The Moroso air oil separator is a polished billet aluminum can that basically acts like a filter for blowby gasses.  It is machined in two parts so it can be disassembled for cleaning.  It is full of stainless steel mesh which is rolled like a jelly roll and acts like the filtering medium.  When blowby is introduced into the can, the oil sticks to the mesh and any water vapor in the blowby gasses condenses on the mesh and flows to the bottom of the can.  It’s very simple but effective.

The air oil separator kit comes with all the fittings, and hoses to do the installation.

A bracket specific to the C7 assures that this will be a clean and simple installation.

First we applied liquid teflon thread sealer to all of the fittings.

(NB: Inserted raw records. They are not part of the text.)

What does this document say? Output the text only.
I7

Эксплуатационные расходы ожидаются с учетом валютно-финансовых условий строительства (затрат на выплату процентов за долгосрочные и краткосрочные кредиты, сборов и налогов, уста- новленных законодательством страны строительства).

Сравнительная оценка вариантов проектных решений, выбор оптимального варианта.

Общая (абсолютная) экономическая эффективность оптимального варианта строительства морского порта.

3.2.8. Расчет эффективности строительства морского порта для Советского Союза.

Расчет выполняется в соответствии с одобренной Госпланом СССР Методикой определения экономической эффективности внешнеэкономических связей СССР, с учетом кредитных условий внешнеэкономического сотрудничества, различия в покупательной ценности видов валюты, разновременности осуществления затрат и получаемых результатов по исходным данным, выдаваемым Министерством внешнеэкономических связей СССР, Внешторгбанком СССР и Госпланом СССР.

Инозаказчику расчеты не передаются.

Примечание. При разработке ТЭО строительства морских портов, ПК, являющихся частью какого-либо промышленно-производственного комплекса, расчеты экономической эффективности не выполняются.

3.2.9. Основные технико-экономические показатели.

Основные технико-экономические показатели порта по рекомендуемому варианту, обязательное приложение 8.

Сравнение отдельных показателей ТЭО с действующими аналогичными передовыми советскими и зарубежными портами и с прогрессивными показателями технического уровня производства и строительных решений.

  1. The Moroso “catch can” is probably one of the WORST designs out there. It really saddens me that you didn’t use one that actually works. If you look at the SAE paper on crankcase ventilation filters, you can see how awful that design is. Something like the Mann+Hummel ProVent 100 is not significantly larger than the Moroso catch can, and at least an order of magnitude better at getting oil vapor out of the blowby gasses. Not to mention that, when properly installed, it automatically drains back into the sump, which means you don’t have to drain it. You just need to replace the filter element when it gets clogged, which isn’t very often. (Get the pressure relief version, and it will start to dribble out the side, letting you know when to change the filter)

    1. In track testing the Moroso works flawlessly so far, not one bit of oil mist past it. Do you have any empirical evidence that it doesnt work well? I feel there is nothing at all wrong with the design and would not hesitate putting it on any car. I would run something else with a higher volume, more baffles and an oil return on flat engines that have venting problems like Subaru’s and Porsche but no problem for most things. Provents are designed for diesels that do not have a vacuum in the intake manifold so there is a check valve that must be removed. Then you have to make brackets and buy hoses, etc. to adapt it to the car. Times money and this is a simple kit that installs in about 30 minutes.